Happy numbers using python base 8

Question

I have written a code that works for base 10
How to make it work for base 8??

SQUARE = dict([(c, int(c)**2) for c in "0123456789"])
def is_happy(n):
 s = set()
 while (n > 1) and (n not in s):
   s.add(n)
   n = sum(SQUARE[d] for d in str(n))
 return n == 1

a=is_happy(28)

Answer 1

Use the octal representation instead.

n = sum(SQUARE[d] for d in oct(n))

Answer 2

You just need to replace all the places in the algorithm where "base-10" is used with base 8. The only place this really is is when we turn the number into a string, so we can square each "digit". To determine digits, we need a base. Normally, we choose base 10, as your sample shows. Converting an integer to a string in an arbitrary base (or, in your case 8) has been answered here.
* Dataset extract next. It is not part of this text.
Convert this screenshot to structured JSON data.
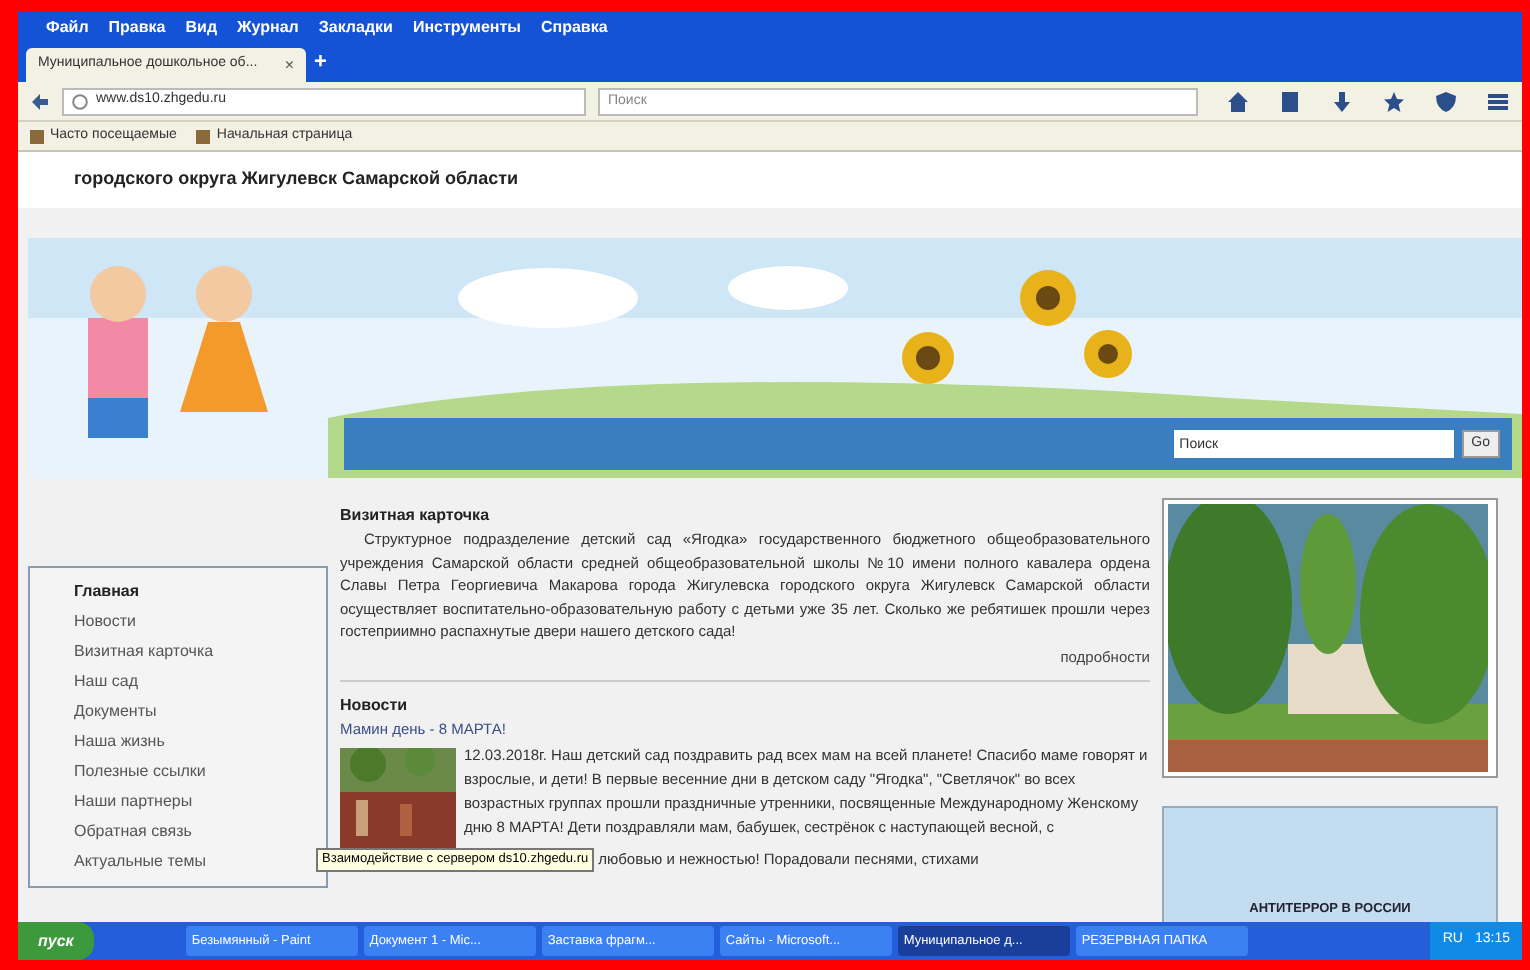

We might also adjust the lookup table SQUARE.

def to_base_8(n):
    digits = []
    while n > 0:
        digits.append(str(n % 8))
        n = n // 8
    return ''.join(reversed(digits))

SQUARE = dict([(c, int(c)**2) for c in "01234567"])
def is_happy(n):
 s = set()
 while (n > 1) and (n not in s):
   s.add(n)
   n = sum(SQUARE[d] for d in to_base_8(n))
 return n == 1

a=is_happy(28)